While activists and government regulators are exerting increasing pressure on manufacturers to reduce the toxic content and increase the ease with which IT products can be recycled, vendors say they've been working on the problems for years. Three of the biggest PC vendors, Dell Inc., IBM and Hewlett-Packard Co., say they now offer disposal programs for any IT asset, regardless of brand. All say they follow environment-friendly recycling practices and don't export e-waste. As more vendors face disposing of old products as part of their request for proposals for new products they sell, product designs that facilitate recycling are increasingly seen as a competitive advantage.
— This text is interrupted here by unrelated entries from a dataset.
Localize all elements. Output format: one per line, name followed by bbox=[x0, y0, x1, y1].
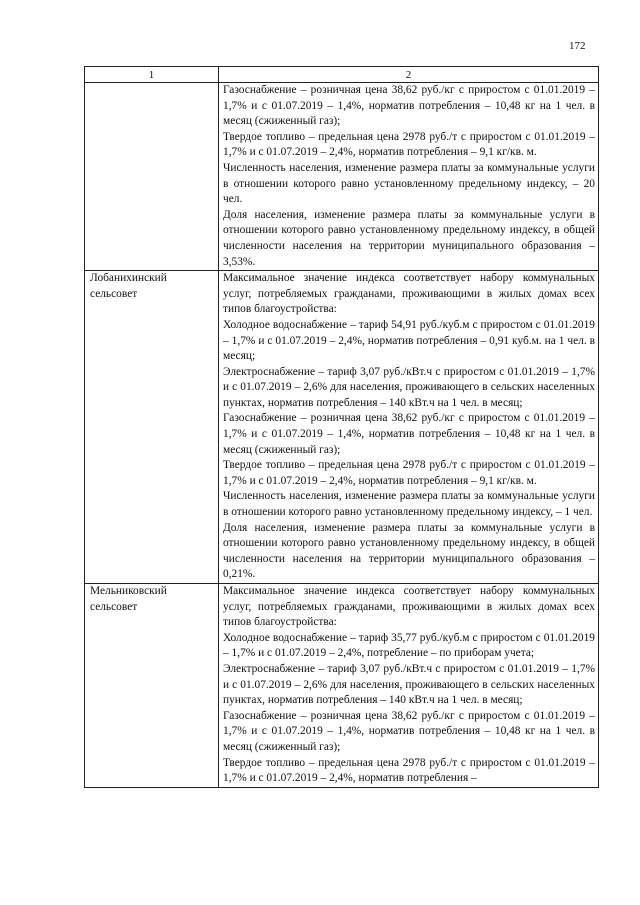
description-paragraph: Твердое топливо – предельная цена 2978 руб./т с приростом с 01.01.2019 – 1,7% и с 01.07.2019 – 2,4%, норматив потребления – bbox=[223, 756, 595, 785]
page-number: 172 bbox=[569, 40, 586, 52]
description-paragraph: Газоснабжение – розничная цена 38,62 руб./кг с приростом с 01.01.2019 – 1,7% и с 01.07.2019 – 1,4%, норматив потребления – 10,48 кг на 1 чел. в месяц (сжиженный газ); bbox=[223, 412, 595, 456]
table-body bbox=[85, 83, 599, 788]
description-paragraph: Доля населения, изменение размера платы за коммунальные услуги в отношении которого равно установленному предельному индексу, в общей численности населения на территории муниципального образования – 0,21%. bbox=[223, 521, 595, 581]
column-header-1: 1 bbox=[85, 67, 219, 83]
table-row bbox=[85, 83, 599, 271]
tariff-table bbox=[84, 66, 599, 788]
table-row bbox=[85, 271, 599, 584]
description-paragraph: Холодное водоснабжение – тариф 54,91 руб./куб.м с приростом с 01.01.2019 – 1,7% и с 01.07.2019 – 2,4%, норматив потребления – 0,91 куб.м. на 1 чел. в месяц; bbox=[223, 318, 595, 363]
table-header-row bbox=[85, 67, 599, 83]
description-cell bbox=[219, 271, 599, 584]
description-paragraph: Доля населения, изменение размера платы за коммунальные услуги в отношении которого равно установленному предельному индексу, в общей численности населения на территории муниципального образования – 3,53%. bbox=[223, 208, 595, 268]
description-cell bbox=[219, 584, 599, 788]
description-paragraph: Твердое топливо – предельная цена 2978 руб./т с приростом с 01.01.2019 – 1,7% и с 01.07.2019 – 2,4%, норматив потребления – 9,1 кг/кв. м. bbox=[223, 130, 595, 159]
municipality-name-line: сельсовет bbox=[90, 600, 138, 613]
municipality-name-line: Лобанихинский bbox=[90, 272, 167, 285]
description-cell bbox=[219, 83, 599, 271]
municipality-name-line: сельсовет bbox=[90, 287, 138, 300]
description-paragraph: Численность населения, изменение размера платы за коммунальные услуги в отношении которого равно установленному предельному индексу, – 20 чел. bbox=[223, 161, 595, 206]
description-paragraph: Численность населения, изменение размера платы за коммунальные услуги в отношении которого равно установленному предельному индексу, – 1 чел. bbox=[223, 490, 595, 519]
municipality-name-line: Мельниковский bbox=[90, 585, 167, 597]
description-paragraph: Холодное водоснабжение – тариф 35,77 руб./куб.м с приростом с 01.01.2019 – 1,7% и с 01.07.2019 – 2,4%, потребление – по приборам учета; bbox=[223, 631, 595, 660]
description-paragraph: Электроснабжение – тариф 3,07 руб./кВт.ч с приростом с 01.01.2019 – 1,7% и с 01.07.2019 – 2,6% для населения, проживающего в сельских населенных пунктах, норматив потребления – 140 кВт.ч на 1 чел. в месяц; bbox=[223, 662, 595, 707]
table-row bbox=[85, 584, 599, 788]
municipality-cell bbox=[85, 83, 219, 271]
municipality-cell bbox=[85, 271, 219, 584]
column-header-2: 2 bbox=[219, 67, 599, 83]
description-paragraph: Максимальное значение индекса соответствует набору коммунальных услуг, потребляемых гражданами, проживающими в жилых домах всех типов благоустройства: bbox=[223, 272, 595, 316]
municipality-cell bbox=[85, 584, 219, 788]
description-paragraph: Газоснабжение – розничная цена 38,62 руб./кг с приростом с 01.01.2019 – 1,7% и с 01.07.2019 – 1,4%, норматив потребления – 10,48 кг на 1 чел. в месяц (сжиженный газ); bbox=[223, 709, 595, 753]
description-paragraph: Электроснабжение – тариф 3,07 руб./кВт.ч с приростом с 01.01.2019 – 1,7% и с 01.07.2019 – 2,6% для населения, проживающего в сельских населенных пунктах, норматив потребления – 140 кВт.ч на 1 чел. в месяц; bbox=[223, 365, 595, 409]
description-paragraph: Твердое топливо – предельная цена 2978 руб./т с приростом с 01.01.2019 – 1,7% и с 01.07.2019 – 2,4%, норматив потребления – 9,1 кг/кв. м. bbox=[223, 459, 595, 487]
description-paragraph: Максимальное значение индекса соответствует набору коммунальных услуг, потребляемых гражданами, проживающими в жилых домах всех типов благоустройства: bbox=[223, 585, 595, 629]
description-paragraph: Газоснабжение – розничная цена 38,62 руб./кг с приростом с 01.01.2019 – 1,7% и с 01.07.2019 – 1,4%, норматив потребления – 10,48 кг на 1 чел. в месяц (сжиженный газ); bbox=[223, 84, 595, 128]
IBM offers disposal services through its IBM Global Financing arm, which disassembles equipment for recycling. Wayne Balter, vice president of corporate environmental affairs, says the company sends less than 3% of its IT waste to landfills and has eliminated polybrominated biphenyls (a flame retardant) and several ozone-depleting substances from its products. It buys recycled materials and has made its own systems easier to recycle by reducing the number of fasteners used and by stamping plastic components to make sure recyclers can easily identify them. "We are extremely active in research on lead-free solders," he adds.
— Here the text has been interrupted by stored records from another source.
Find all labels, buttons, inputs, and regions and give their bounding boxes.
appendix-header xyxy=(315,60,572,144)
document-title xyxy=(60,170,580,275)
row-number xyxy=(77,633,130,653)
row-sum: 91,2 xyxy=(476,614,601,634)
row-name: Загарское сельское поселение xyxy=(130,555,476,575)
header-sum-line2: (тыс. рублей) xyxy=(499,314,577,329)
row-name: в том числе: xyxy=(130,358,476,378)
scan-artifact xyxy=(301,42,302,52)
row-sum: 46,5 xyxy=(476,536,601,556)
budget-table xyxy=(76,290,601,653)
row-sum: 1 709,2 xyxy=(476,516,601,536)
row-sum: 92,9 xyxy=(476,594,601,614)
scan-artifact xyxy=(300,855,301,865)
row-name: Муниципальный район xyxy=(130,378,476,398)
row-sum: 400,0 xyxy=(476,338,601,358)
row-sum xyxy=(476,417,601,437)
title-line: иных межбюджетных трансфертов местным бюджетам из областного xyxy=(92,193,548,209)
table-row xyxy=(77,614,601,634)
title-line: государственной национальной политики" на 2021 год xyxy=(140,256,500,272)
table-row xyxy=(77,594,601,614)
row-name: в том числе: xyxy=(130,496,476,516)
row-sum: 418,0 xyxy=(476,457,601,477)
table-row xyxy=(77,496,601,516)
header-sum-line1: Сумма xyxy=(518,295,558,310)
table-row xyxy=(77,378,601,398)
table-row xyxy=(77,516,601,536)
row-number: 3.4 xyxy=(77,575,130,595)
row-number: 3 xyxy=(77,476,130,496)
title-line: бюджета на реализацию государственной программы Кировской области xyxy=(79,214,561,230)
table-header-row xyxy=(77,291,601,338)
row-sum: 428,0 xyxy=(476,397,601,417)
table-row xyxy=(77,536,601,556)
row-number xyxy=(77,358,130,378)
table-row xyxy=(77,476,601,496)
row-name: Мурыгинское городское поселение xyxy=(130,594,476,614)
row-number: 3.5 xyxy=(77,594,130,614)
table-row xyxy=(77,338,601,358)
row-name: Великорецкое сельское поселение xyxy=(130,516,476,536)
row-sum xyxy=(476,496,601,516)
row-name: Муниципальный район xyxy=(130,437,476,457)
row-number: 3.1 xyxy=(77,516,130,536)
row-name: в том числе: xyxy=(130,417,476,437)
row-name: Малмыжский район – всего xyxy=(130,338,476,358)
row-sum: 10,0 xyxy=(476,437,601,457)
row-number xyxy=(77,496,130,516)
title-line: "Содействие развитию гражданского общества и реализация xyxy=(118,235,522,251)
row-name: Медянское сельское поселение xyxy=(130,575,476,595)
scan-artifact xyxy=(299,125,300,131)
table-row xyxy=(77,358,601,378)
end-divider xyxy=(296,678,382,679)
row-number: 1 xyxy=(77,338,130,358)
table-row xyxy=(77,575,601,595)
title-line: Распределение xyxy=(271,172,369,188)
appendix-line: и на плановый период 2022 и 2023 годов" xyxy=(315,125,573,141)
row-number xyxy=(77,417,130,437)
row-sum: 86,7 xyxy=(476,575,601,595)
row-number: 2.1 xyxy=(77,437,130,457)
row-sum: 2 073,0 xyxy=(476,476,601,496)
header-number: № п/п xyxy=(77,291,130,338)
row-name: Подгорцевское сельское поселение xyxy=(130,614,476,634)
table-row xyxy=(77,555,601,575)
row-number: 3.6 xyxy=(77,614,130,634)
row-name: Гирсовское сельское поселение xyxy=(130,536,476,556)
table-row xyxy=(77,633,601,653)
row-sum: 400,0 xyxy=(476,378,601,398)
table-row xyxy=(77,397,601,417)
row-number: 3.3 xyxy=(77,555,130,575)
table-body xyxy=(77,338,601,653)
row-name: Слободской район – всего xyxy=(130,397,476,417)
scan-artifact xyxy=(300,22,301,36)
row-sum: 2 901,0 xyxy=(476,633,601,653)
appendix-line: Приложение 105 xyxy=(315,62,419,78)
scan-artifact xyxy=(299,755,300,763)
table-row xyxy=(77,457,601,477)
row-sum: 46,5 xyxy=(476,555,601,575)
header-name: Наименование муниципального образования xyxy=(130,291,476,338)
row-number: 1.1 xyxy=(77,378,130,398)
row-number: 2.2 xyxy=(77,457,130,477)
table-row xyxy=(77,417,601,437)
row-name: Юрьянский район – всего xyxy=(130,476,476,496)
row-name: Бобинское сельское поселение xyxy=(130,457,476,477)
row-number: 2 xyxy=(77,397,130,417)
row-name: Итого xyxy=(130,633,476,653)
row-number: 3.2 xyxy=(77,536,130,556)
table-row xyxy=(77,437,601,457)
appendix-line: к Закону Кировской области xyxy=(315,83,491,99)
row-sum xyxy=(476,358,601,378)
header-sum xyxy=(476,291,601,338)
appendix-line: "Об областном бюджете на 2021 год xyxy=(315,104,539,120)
Dell offers asset disposition services and will also coordinate disk erasure as well as equipment collection and transportation. Disposition management options include lease return, donation, sale of equipment to employees or others, or recycling. Tod Arbogast, senior manager of asset recovery services, says the cost of Dell's recovery programs averages about $49 per asset.

HP has established a reputation for designing for ease of recycling and is working toward reusing recycled materials in new products. It offers a computer takeback program and provides environmental data sheets on its products at its Web site. HP says it has removed polyvinyl chloride from its plastics and expects to meet the European Union's Restriction on Hazardous Substances (ROHS) directive for the removal of lead from all systems by 2006. HP disassembles machines, then shreds circuit boards and other components and sends them to a smelter, where precious metals are recovered.

Both HP and IBM are less optimistic about eliminating mercury from LCD backlights, another part of the EU directive. "I'm not aware of a viable alternative that will give even subperformance today," says David Lear, director of corporate environmental strategies at HP. "There need to be some exemptions [in the ROHS]," says Balter.